Nach dem gescheiterten Putschversuch gegen Gorbatschow im August 91 fand er sich unerwartet in einer Schlüsselposition wieder. An dieser Stelle erwies er sich schnell als Anhänger eines souveränen Rußlands, wie es Jelzin zum Leidwesen Gorbatschows damals propagierte. Maßgeblich bereitete er im Herbst 91 das Abkommen der drei slawischen Republiken in Belowesch vor, das der Sowjetunion den endgültigen Todesstoß versetzte. Damit hatte er sich jede Sympathie der imperialen kommunistischen Elite verscherzt.
Kosyrew befand sich ständig in sturzgefährdeter Schieflage. Man sagte dem Neuling mangelnde Erfahrungen und Primaballerina-Allüren nach. Neid verfolgte den damals 41jährigen Blitzkarrieristen, der keine diplomatische Praxis als Botschafter vorweisen konnte. Statt dessen hatte er Reden für die sowjetischen Repräsentanten bei der UNO geschrieben und sich als Referent im Bereich „Internationale Organisationen“ umgetan. Allerdings brachte er die klassischen Voraussetzungen für den diplomatischen Dienst mit. 1974 absolvierte er die Kaderschmiede der Sowjetdiplomatie, das Institut für internationale Beziehungen in Moskau. Dennoch hob er sich vom bekannten Typus des Sowjetemissärs ab. Mit einer Arbeit über die „Rolle der UNO im Entspannungsprozeß“ promovierte er 1977 und wies sich als Intellektueller aus. Das damalige Moskau traute Denkern nicht.

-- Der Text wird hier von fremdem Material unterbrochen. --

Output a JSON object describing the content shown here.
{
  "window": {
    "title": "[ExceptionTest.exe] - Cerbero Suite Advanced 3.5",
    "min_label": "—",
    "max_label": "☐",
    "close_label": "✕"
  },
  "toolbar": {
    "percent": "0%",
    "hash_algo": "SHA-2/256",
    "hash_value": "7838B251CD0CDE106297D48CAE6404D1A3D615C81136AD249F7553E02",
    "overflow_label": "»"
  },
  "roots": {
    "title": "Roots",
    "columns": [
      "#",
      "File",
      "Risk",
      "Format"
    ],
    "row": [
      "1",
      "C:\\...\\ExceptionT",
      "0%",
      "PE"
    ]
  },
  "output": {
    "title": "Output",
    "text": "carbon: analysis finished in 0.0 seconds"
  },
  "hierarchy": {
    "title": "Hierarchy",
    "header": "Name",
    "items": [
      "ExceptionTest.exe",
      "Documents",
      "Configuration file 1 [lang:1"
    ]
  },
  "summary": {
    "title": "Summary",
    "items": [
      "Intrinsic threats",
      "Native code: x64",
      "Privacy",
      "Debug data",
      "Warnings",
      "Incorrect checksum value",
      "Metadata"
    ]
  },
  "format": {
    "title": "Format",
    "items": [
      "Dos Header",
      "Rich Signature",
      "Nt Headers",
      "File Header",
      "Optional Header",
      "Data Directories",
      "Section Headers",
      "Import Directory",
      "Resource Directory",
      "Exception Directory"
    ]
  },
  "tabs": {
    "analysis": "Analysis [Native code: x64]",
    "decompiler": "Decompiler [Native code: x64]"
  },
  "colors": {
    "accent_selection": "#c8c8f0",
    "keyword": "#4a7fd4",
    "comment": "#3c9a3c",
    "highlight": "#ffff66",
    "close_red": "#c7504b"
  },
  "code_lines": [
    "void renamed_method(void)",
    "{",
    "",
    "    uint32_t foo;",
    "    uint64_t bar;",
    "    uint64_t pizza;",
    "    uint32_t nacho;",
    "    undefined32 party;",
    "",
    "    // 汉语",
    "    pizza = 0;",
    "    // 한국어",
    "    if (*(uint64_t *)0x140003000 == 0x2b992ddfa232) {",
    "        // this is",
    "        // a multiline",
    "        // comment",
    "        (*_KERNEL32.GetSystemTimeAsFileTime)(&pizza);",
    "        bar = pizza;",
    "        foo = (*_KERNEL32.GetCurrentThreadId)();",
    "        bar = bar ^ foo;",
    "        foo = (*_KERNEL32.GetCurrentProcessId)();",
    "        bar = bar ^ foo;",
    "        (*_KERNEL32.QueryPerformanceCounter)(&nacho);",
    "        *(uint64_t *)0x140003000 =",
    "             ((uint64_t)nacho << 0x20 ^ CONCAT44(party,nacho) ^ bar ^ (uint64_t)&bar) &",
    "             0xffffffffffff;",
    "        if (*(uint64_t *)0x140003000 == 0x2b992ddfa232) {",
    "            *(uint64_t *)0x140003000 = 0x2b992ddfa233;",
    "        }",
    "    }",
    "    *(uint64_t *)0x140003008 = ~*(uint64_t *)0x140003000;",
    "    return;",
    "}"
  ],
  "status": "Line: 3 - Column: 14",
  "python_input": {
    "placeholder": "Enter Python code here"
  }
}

In der Tat ließ er als frischgebackener Außenminister notwendiges Fingerspitzengefühl vermissen. Die neuen Staaten der GUS wollte er sofort um ihre Ansprüche auf die alten Botschaften der UdSSR prellen. Die gedienten Kader im übernommenen Ministerium faßte er nicht mit Glacéhandschuhen an. Damals neigte man dazu, es seiner Unsicherheit und mangelnden Erfahrung zuzuschreiben. Man verstand ihn kaum, wenn er redete. Es hörte sich an, als nuschele er in seinen eigenen Bart.
All das hat er schnell abgelegt. Die Russen nennen ihn „guttapertschiwij maltschik“ – einen Jungen aus Guttaperch. Dahinter verbirgt sich ein Isomer des Naturkautschuks, das man früher als Isoliermaterial verwendete. Es ist nicht so elastisch wie Kautschuk, aber im entscheidenden Moment dehnt es sich und gibt nach ...
Mit Wirtschaftsreformer Jegor Gaidar und Boris Fjodorow bildete Kosyrew die Troika einer frischen Politikergeneration in Rußland. Überzeugte Demokraten, denen daran gelegen war, Rußland aus der Isolation herauszuführen und es von seinem überkommenen imperialen Auftreten zu befreien. Fluchtpunkt war die Einbindung des Riesenreichs in die Reihe der führenden westlichen Industrienationen. Kosyrews bündige Maxime ehemals: „Je besser es meinen Nachbarn geht, desto besser bin ich selbst dran.“ Und er brachte es vor mit einer Überzeugung, die keiner ernsthaft bezweifeln wollte.
Die Unbeirrtheit Jelzins nach innen verkörperte er nach außen. Im Dezember 92 stockte der Welt für einen Moment der Atem. Kosyrew nutzte das Forum einer internationalen Konferenz in Stockholm, um sich der Solidarität der demokratischen Welt für das umbrechende Rußland zu versichern. Er verlas eine Demarche, die die Ziele der chauvinistischen und bolschewistischen Opposition auf bedrohliche Weise vor Augen führte. In Moskau tobte der Kampf um die Macht zwischen Präsident und dem reaktionären Volksdeputiertenkongreß. Noch einmal hatte sich Kosyrew als ein wachsamer Demokrat ausgewiesen.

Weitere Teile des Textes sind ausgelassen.